Para pemain film Rindu Baitullah/ ist

Jakarta, HanTer – Satu lagi film berjudul Rindu Baitullah yang bakal memberi inspirasi bagi umat Islam yang merindukan Masjidil Haram, Mekkah. Terlebih, film ini diangkat dari kisah nyata yang membuat penonton bisa meneteskan air mata.
 
Adalah seorang wanita bernama Hana yang mendapat doorprize umroh di acara Wisata Haji 2000 jamaah yang diselenggarakan oleh KBIH Attaqwa KH. Noer Alie Bekasi.
 
Hana ini adalah seorang anak dari seorang ibu yangg hidup dalam keadaan miskin, pekerjaan kesehariannya sebagai pencuci pakaian. Walau hidupnya susah, akan tetapi tersimpan di hatinya keinginan yang sangat besar untuk bisa menunaikan ibadah umroh, berkunjung ke Baitullah dan berziarah ke Maqom Rasulullah SAW. 
 
Siang malam ia selalu berdoa agar keinginannya itu bisa segera menjadi kenyataan.

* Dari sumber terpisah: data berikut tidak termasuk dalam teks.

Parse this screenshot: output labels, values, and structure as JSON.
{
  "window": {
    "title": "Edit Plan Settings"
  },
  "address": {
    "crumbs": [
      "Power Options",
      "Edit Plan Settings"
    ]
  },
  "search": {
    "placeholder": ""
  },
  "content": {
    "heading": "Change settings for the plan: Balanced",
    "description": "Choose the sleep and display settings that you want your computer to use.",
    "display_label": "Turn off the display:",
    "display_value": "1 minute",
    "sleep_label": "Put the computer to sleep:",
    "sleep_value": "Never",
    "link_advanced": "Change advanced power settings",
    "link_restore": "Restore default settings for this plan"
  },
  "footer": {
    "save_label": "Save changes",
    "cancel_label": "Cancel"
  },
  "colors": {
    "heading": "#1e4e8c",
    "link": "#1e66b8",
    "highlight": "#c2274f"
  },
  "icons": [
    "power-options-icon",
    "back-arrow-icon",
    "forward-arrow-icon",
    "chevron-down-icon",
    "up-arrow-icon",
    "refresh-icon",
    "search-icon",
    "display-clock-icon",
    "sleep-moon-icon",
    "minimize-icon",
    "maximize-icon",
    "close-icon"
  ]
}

Dalam sebuah perjalanan secara tidak sengaja Hana melihat plang kantor pendaftaran haji dan umroh KBIH Attaqwa.
 
Lalu Hana memberanikan diri untuk mampir dan bertanya di Kantor KBIH Attaqwa tentang prosedur pendaftaran umroh. Ketika dijelaskan ternyata biaya umroh cukup mahal dan sepertinya Hana tidak mampu dan nampak raut wajah Hana cukup sedih. 
 
Lalu ditawarkanlah Hana oleh staff di KBIH agar Hana ini mengikuti acara Wisata Haji 2000 jamaah dengan biaya yang jauh lebih murah Rp 165 ribu. 
 
Dengan beberapa fasilitas yang akan didapatkannya termasuk salah satunya adalah Hadiah doorprize umroh. Dan ternyata Hana pun tidak mampu untuk membayar biaya acara tersebut, sampai kemudian ada orang lain yang membiayainya. 
 
Pada hari pelaksanaan acara itu, Hana mengikuti seluruh kegiatan yang diselenggarakan di Masjid Istiqlal Jakarta. Tak disangka, saat pengundian pemenang doorprize umroh gratis yang berjumlah sekitar 2000 kupon jamaah, nama Hana dipanggil dan berhak mendapatkan hadiah umroh. 
 
Dari peristiwa tersebut bisa diketahui bahwa panggilan Allah untuk melaksanakan haji atau umroh berlaku bagi siapapun, termasuk bagi orang tak mampu.